In particular embodiments, the stem comprises at least about 4 bp comprising complementary X and Y sequences, although stems of more, e.g., 5, 6, 7, 8, 9, 10, 11 or 12 or fewer, e.g., 3, 2, base pairs are also contemplated. Thus, for example X2-10 and Y2-10 (wherein X and Y represent any complementary set of nucleotides) may be contemplated. In one aspect, the stem made of the X and Y nucleotides, together with the loop will form a complete hairpin in the overall secondary structure; and, this may be advantageous and the amount of base pairs can be any amount that forms a complete hairpin. In one aspect, any complementary X:Y basepairing sequence (e.g., as to length) is tolerated, so long as the secondary structure of the entire guide molecule is preserved. In one aspect, the loop that connects the stem made of X:Y basepairs can be any sequence of the same length (e.g., 4 or 5 nucleotides) or longer that does not interrupt the overall secondary structure of the guide molecule. In one aspect, the stemloop can further comprise, e.g. an MS2 aptamer. In one aspect, the stem comprises about 5-7 bp comprising complementary X and Y sequences, although stems of more or fewer basepairs are also contemplated. In one aspect, non-Watson Crick basepairing is contemplated, where such pairing otherwise generally preserves the architecture of the stemloop at that position.
In particular embodiments the natural hairpin or stemloop structure of the guide molecule is extended or replaced by an extended stemloop. It has been demonstrated that extension of the stem can enhance the assembly of the guide molecule with the CRISPR-Cas protein (Chen et al. Cell. (2013); 155(7): 1479-1491). In particular embodiments the stem of the stemloop is extended by at least 1, 2, 3, 4, 5 or more complementary basepairs (i.e. corresponding to the addition of 2, 4, 6, 8, 10 or more nucleotides in the guide molecule). In particular embodiments these are located at the end of the stem, adjacent to the loop of the stemloop.

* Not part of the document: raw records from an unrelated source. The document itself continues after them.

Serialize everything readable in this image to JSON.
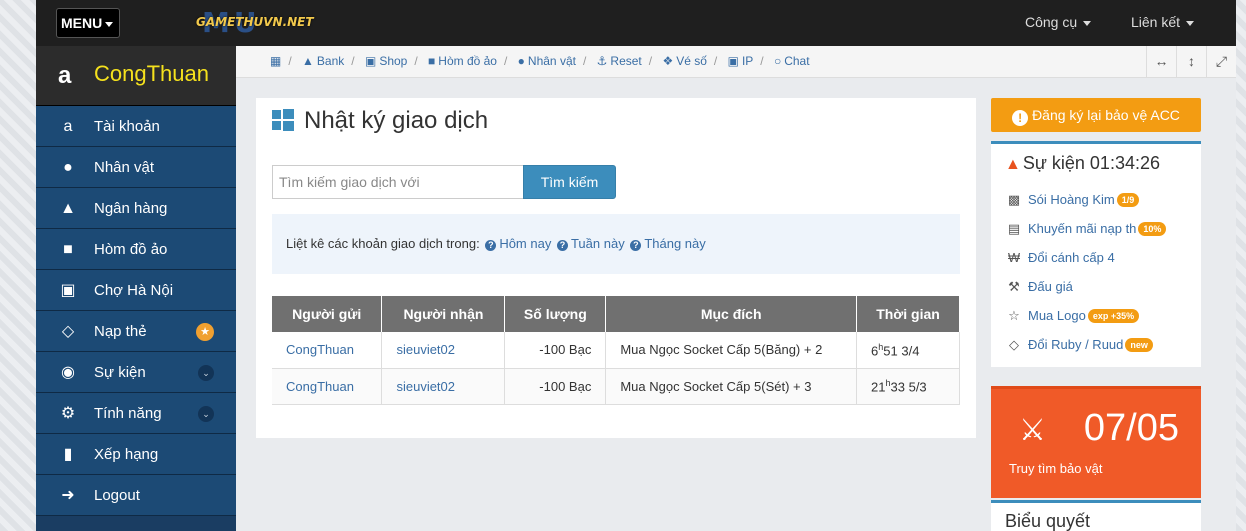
{
  "topbar": {
    "menu_label": "MENU",
    "logo_text": "GAMETHUVN.NET",
    "logo_mark": "MU",
    "tools_label": "Công cụ",
    "links_label": "Liên kết"
  },
  "sidebar": {
    "user_name": "CongThuan",
    "items": [
      {
        "label": "Tài khoản",
        "icon": "amazon-icon"
      },
      {
        "label": "Nhân vật",
        "icon": "user-icon"
      },
      {
        "label": "Ngân hàng",
        "icon": "bank-icon"
      },
      {
        "label": "Hòm đồ ảo",
        "icon": "briefcase-icon"
      },
      {
        "label": "Chợ Hà Nội",
        "icon": "cart-icon"
      },
      {
        "label": "Nạp thẻ",
        "icon": "diamond-icon"
      },
      {
        "label": "Sự kiện",
        "icon": "android-icon"
      },
      {
        "label": "Tính năng",
        "icon": "gears-icon"
      },
      {
        "label": "Xếp hạng",
        "icon": "bar-chart-icon"
      },
      {
        "label": "Logout",
        "icon": "sign-out-icon"
      }
    ]
  },
  "breadcrumb": {
    "items": [
      "Bank",
      "Shop",
      "Hòm đồ ảo",
      "Nhân vật",
      "Reset",
      "Vé số",
      "IP",
      "Chat"
    ]
  },
  "main": {
    "title": "Nhật ký giao dịch",
    "search_placeholder": "Tìm kiếm giao dịch với",
    "search_button": "Tìm kiếm",
    "filter_prefix": "Liệt kê các khoản giao dịch trong:",
    "filter_today": "Hôm nay",
    "filter_week": "Tuần này",
    "filter_month": "Tháng này",
    "table": {
      "headers": [
        "Người gửi",
        "Người nhận",
        "Số lượng",
        "Mục đích",
        "Thời gian"
      ],
      "rows": [
        {
          "sender": "CongThuan",
          "receiver": "sieuviet02",
          "amount": "-100  Bạc",
          "purpose": "Mua Ngọc Socket Cấp 5(Băng) + 2",
          "hour": "6",
          "minute": "51 3/4",
          "hmark": "h"
        },
        {
          "sender": "CongThuan",
          "receiver": "sieuviet02",
          "amount": "-100  Bạc",
          "purpose": "Mua Ngọc Socket Cấp 5(Sét) + 3",
          "hour": "21",
          "minute": "33 5/3",
          "hmark": "h"
        }
      ]
    }
  },
  "right": {
    "protect_button": "Đăng ký lại bảo vệ ACC",
    "events_title": "Sự kiện 01:34:26",
    "events": [
      {
        "label": "Sói Hoàng Kim",
        "badge": "1/9"
      },
      {
        "label": "Khuyến mãi nạp th",
        "badge": "10%"
      },
      {
        "label": "Đổi cánh cấp 4",
        "badge": ""
      },
      {
        "label": "Đấu giá",
        "badge": ""
      },
      {
        "label": "Mua Logo",
        "badge": "exp +35%"
      },
      {
        "label": "Đổi Ruby / Ruud",
        "badge": "new"
      }
    ],
    "treasure_date": "07/05",
    "treasure_label": "Truy tìm bảo vật",
    "vote_title": "Biểu quyết"
  }
}
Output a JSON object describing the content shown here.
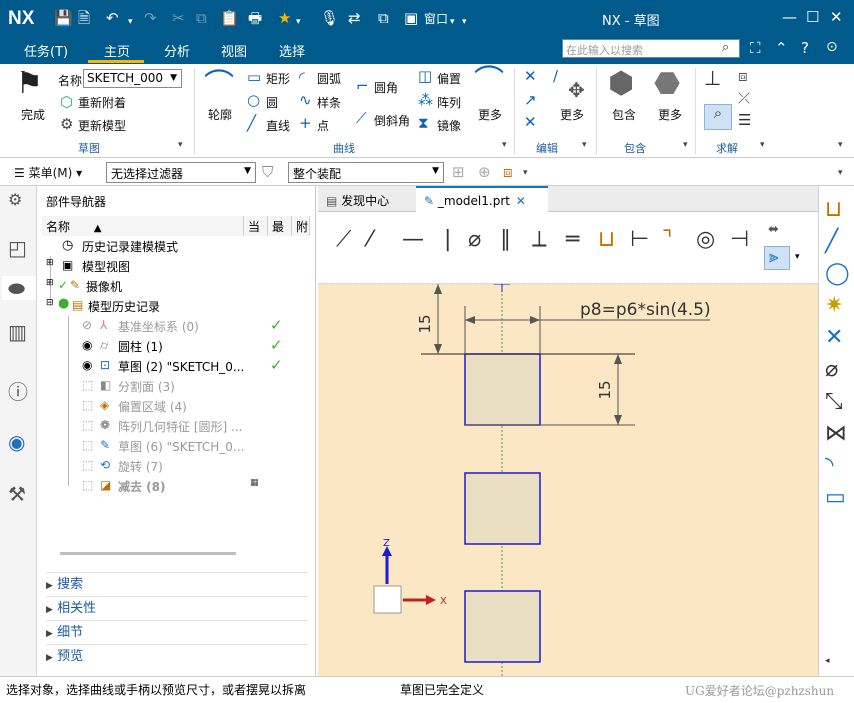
{
  "titlebar": {
    "logo": "NX",
    "window_menu": "窗口",
    "title": "NX - 草图",
    "minimize": "—",
    "restore": "☐",
    "close": "✕"
  },
  "menu": {
    "tabs": [
      "任务(T)",
      "主页",
      "分析",
      "视图",
      "选择"
    ],
    "search_placeholder": "在此输入以搜索"
  },
  "ribbon": {
    "finish": "完成",
    "name_label": "名称",
    "name_value": "SKETCH_000",
    "reattach": "重新附着",
    "update_model": "更新模型",
    "profile": "轮廓",
    "rectangle": "矩形",
    "arc": "圆弧",
    "fillet": "圆角",
    "offset": "偏置",
    "circle": "圆",
    "studio_spline": "样条",
    "chamfer": "倒斜角",
    "pattern": "阵列",
    "line": "直线",
    "point": "点",
    "mirror": "镜像",
    "more": "更多",
    "include": "包含",
    "groups": {
      "sketch": "草图",
      "curve": "曲线",
      "edit": "编辑",
      "include": "包含",
      "solve": "求解"
    }
  },
  "filterbar": {
    "menu": "菜单(M)",
    "filter": "无选择过滤器",
    "scope": "整个装配"
  },
  "navigator": {
    "title": "部件导航器",
    "columns": [
      "名称",
      "当",
      "最",
      "附"
    ],
    "rows": [
      {
        "label": "历史记录建模模式",
        "dim": false
      },
      {
        "label": "模型视图",
        "dim": false
      },
      {
        "label": "摄像机",
        "dim": false
      },
      {
        "label": "模型历史记录",
        "dim": false
      },
      {
        "label": "基准坐标系 (0)",
        "dim": true
      },
      {
        "label": "圆柱 (1)",
        "dim": false
      },
      {
        "label": "草图 (2) \"SKETCH_0...",
        "dim": false
      },
      {
        "label": "分割面 (3)",
        "dim": true
      },
      {
        "label": "偏置区域 (4)",
        "dim": true
      },
      {
        "label": "阵列几何特征 [圆形] ...",
        "dim": true
      },
      {
        "label": "草图 (6) \"SKETCH_0...",
        "dim": true
      },
      {
        "label": "旋转 (7)",
        "dim": true
      },
      {
        "label": "减去 (8)",
        "dim": true
      }
    ],
    "sections": [
      "搜索",
      "相关性",
      "细节",
      "预览"
    ]
  },
  "tabs": {
    "discover": "发现中心",
    "model": "_model1.prt",
    "close": "✕"
  },
  "canvas": {
    "dim_expression": "p8=p6*sin(4.5)",
    "dim_15_a": "15",
    "dim_15_b": "15",
    "axis_z": "Z",
    "axis_x": "X"
  },
  "status": {
    "prompt": "选择对象，选择曲线或手柄以预览尺寸，或者摆晃以拆离",
    "sketch_state": "草图已完全定义",
    "watermark": "UG爱好者论坛@pzhzshun"
  },
  "colors": {
    "title_bg": "#005a8c",
    "canvas_bg": "#fbe7c4",
    "accent": "#ffb400",
    "sketch_blue": "#1c1ccf"
  }
}
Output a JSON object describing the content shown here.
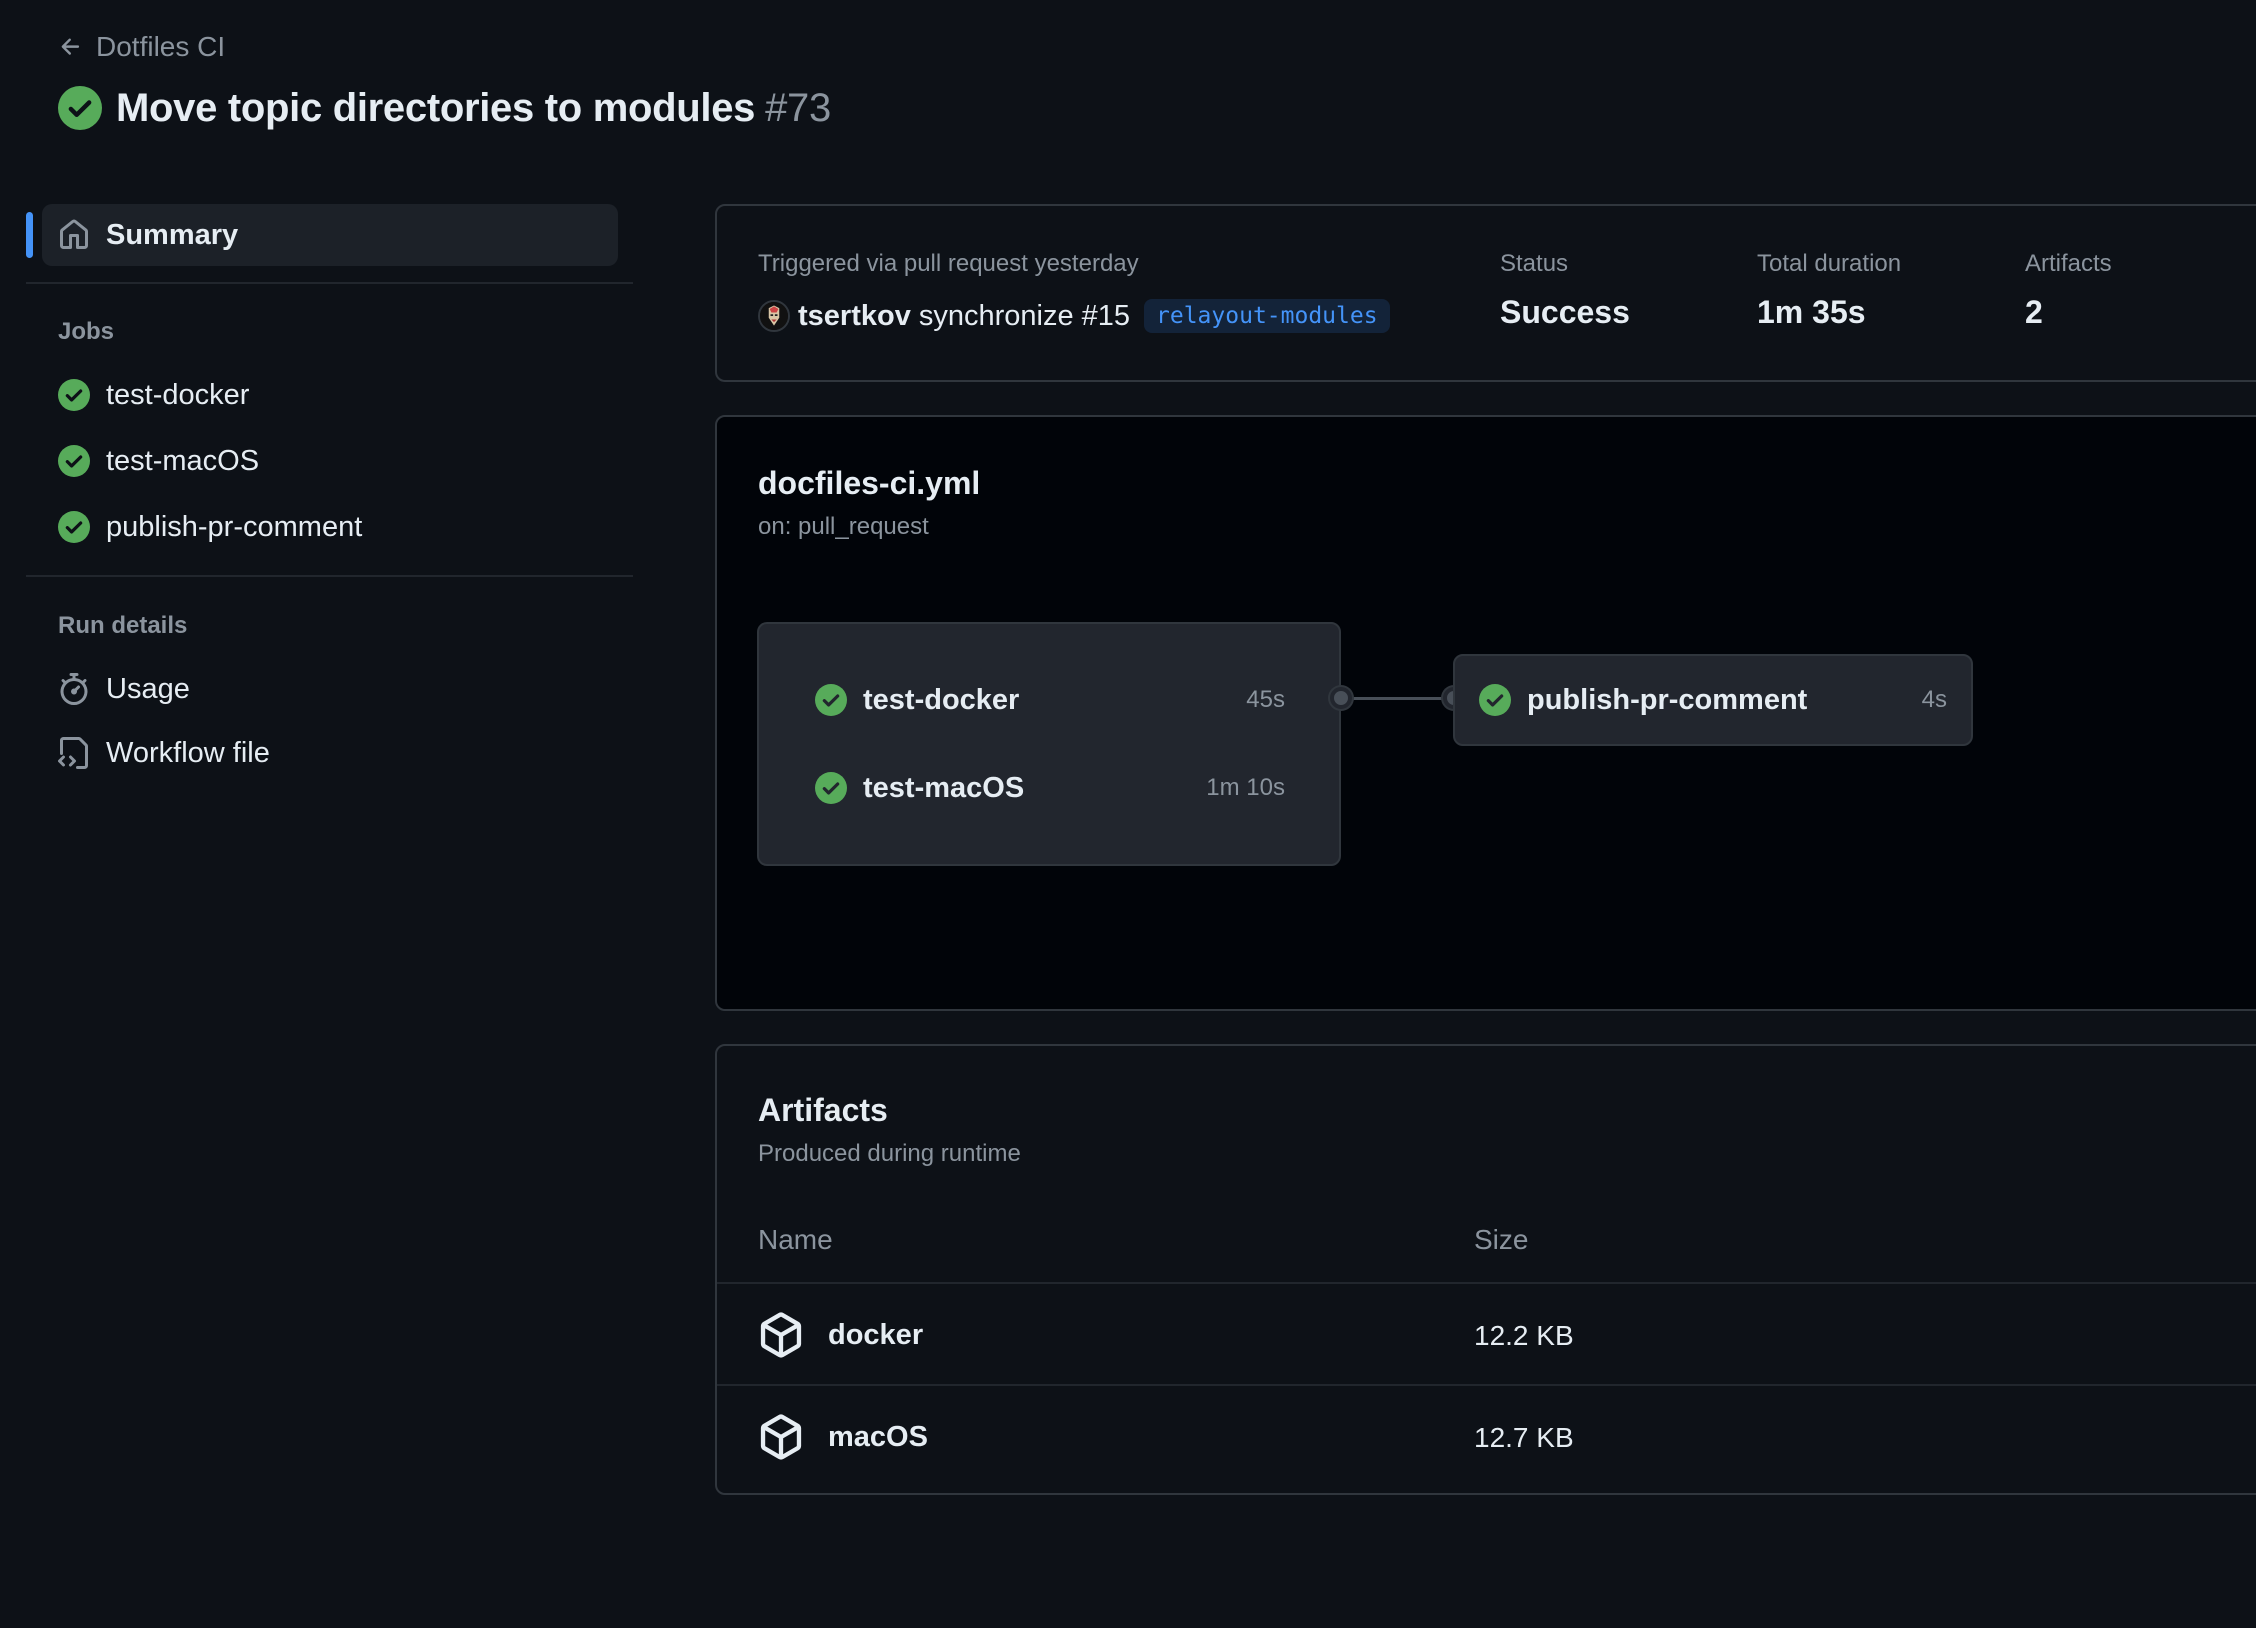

In particular embodiments, the susceptibility of the guide molecule to RNAses or to decreased expression can be reduced by slight modifications of the sequence of the guide molecule which do not affect its function. For instance, in particular embodiments, premature termination of transcription, such as premature transcription of U6 Pol-III, can be removed by modifying a putative Pol-III terminator (4 consecutive U's) in the guide molecules sequence. Where such sequence modification is required in the stemloop of the guide molecule, it is preferably ensured by a basepair flip.
In a particular embodiment the direct repeat may be modified to comprise one or more protein-binding RNA aptamers. In a particular embodiment, one or more aptamers may be included such as part of optimized secondary structure. Such aptamers may be capable of binding a bacteriophage coat protein as detailed further herein.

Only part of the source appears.